Image processing and analysisThe exported ND2 files were converted to 16-bit grayscale TIFF files using Fiji (Schindelin et al., 2012) and subject to the following image processing. To mitigate the effect of non-uniform intensity (optical noise caused by optical components in the light path) on the background, all the APC images underwent background subtraction. Raw APC images were subtracted by the background image, which was generated by averaging the background image stack (Z-stack slices with 0.1 or 0.3 μm steps ranging to 6 μm). Subtraction of the APC images was performed in 32-bit float, and the outputs were converted to 16-bit images. Fluorescent images were deconvoluted using NIS-A 2D/3D deconvolution modules (Richardson-Lucy method; MQS42700, Nikon) loaded into the NIS-Elements software. The contrast of each image of the same condition was adjusted to the same setting based on a look-up table using the ‘Enhance Contrast’ of Fiji.
In Fig. 3D–E, to quantify the ratios of the areas of the dark puncta inside the nucleus to the areas of the nucleus themselves, a pixel classifier was trained with the dark structures inside the nucleus including nucleoli in the APC images of the JEV-infected Vero cells, and non-infected cells, using Ilastik software version 1.40 (Berg et al., 2019). The outputs were exported as described above. The ROIs in areas of the nucleus were manually acquired. The automated analysis with CellProfiler software version 4.2.6 (Stirling et al., 2021) was conducted, using the CP module-pipelines as follows:
MaskImage was used to remove the binary masks of the segmented results outside the nuclei to be analyzed.
ConvertImageToObjects for the binary ROI image of the nuclei.
ConvertImageToObjects for the binary ROI image of the segmented results to be masked above.
RelateObjects was used to associate the segmented structures to parent nuclei.
SplitOrMergeObjects was used to merge the individual objects of the segmented structures as one object.
MeasureObjectSizeShape was used to measure the areas of the nuclei and the segmented structures.
CalculateMath was used to add the calculation result of the ratios of the areas of the segmented structures to these of the nuclei.
ExportToSpreadSheet for exporting the results as CSV files.
The analyzed results were visualized using Matplotlib and Seaborn libraries in Python.
Statistical analysisStatistical analyses were conducted by EZR software (Kanda, 2013), which is a graphical user interface for R (The R Foundation for Statistical Computing, Vienna, Austria). The Student’s t-test was carried out for two-group comparisons. All p-values were two-sided and p-values of 0.05 or less were considered statistically significant.
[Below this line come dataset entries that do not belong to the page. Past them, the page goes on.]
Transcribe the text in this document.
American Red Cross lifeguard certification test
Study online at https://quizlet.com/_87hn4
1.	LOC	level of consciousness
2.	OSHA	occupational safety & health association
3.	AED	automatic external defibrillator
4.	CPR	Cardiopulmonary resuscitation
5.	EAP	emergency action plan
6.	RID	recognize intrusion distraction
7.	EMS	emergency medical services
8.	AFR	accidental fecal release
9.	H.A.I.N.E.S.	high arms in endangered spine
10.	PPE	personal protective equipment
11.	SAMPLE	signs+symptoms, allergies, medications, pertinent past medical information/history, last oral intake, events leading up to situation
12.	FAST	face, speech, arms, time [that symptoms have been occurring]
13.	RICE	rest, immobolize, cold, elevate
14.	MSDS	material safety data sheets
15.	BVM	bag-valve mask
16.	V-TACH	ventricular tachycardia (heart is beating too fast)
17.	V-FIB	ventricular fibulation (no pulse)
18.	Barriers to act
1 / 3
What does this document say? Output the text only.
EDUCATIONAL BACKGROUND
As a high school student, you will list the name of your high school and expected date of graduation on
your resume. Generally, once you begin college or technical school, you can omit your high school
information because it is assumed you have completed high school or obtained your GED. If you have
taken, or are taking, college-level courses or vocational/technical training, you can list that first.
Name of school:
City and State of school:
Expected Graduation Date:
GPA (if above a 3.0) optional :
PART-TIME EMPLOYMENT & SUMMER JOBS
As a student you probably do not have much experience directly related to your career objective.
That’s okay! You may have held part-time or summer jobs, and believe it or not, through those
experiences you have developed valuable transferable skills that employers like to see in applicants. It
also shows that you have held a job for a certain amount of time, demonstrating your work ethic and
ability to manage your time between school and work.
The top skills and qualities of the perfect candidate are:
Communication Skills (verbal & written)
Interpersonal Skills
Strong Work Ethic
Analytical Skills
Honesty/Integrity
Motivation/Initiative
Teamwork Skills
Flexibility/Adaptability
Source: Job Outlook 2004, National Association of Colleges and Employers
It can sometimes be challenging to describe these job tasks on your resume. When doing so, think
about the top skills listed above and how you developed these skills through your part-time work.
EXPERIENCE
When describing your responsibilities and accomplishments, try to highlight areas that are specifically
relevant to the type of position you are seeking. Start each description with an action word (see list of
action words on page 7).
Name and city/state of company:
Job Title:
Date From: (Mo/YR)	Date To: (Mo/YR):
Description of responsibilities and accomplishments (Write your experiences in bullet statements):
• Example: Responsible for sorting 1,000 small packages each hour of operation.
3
APC is a technique that reduces the halo effect observed around phase objects, allowing for the visualization of small structures hidden behind the halo. To enhance this capability, we have modified several microscope components (Fig. 1A) better to observe intracellular small compartments in unstained living cells.
Schematic diagram of the tune-up APC microscopy system. This system is based on a conventional phase-contrast and epi-fluorescence microscopy setup, enhanced by the incorporation of an objective with an apodized phase plate. Apodization annuli, acting as neutral density filters, are placed around the phase ring to attenuate diffracted lights from larger phase objects, thereby reducing halo artifacts. In addition to utilizing this APC objective lens, this system incorporates trans-illumination via a narrow bandpass green interference filter and a back-illuminated sCMOS camera, contributing to the capturing of high-resolution APC images.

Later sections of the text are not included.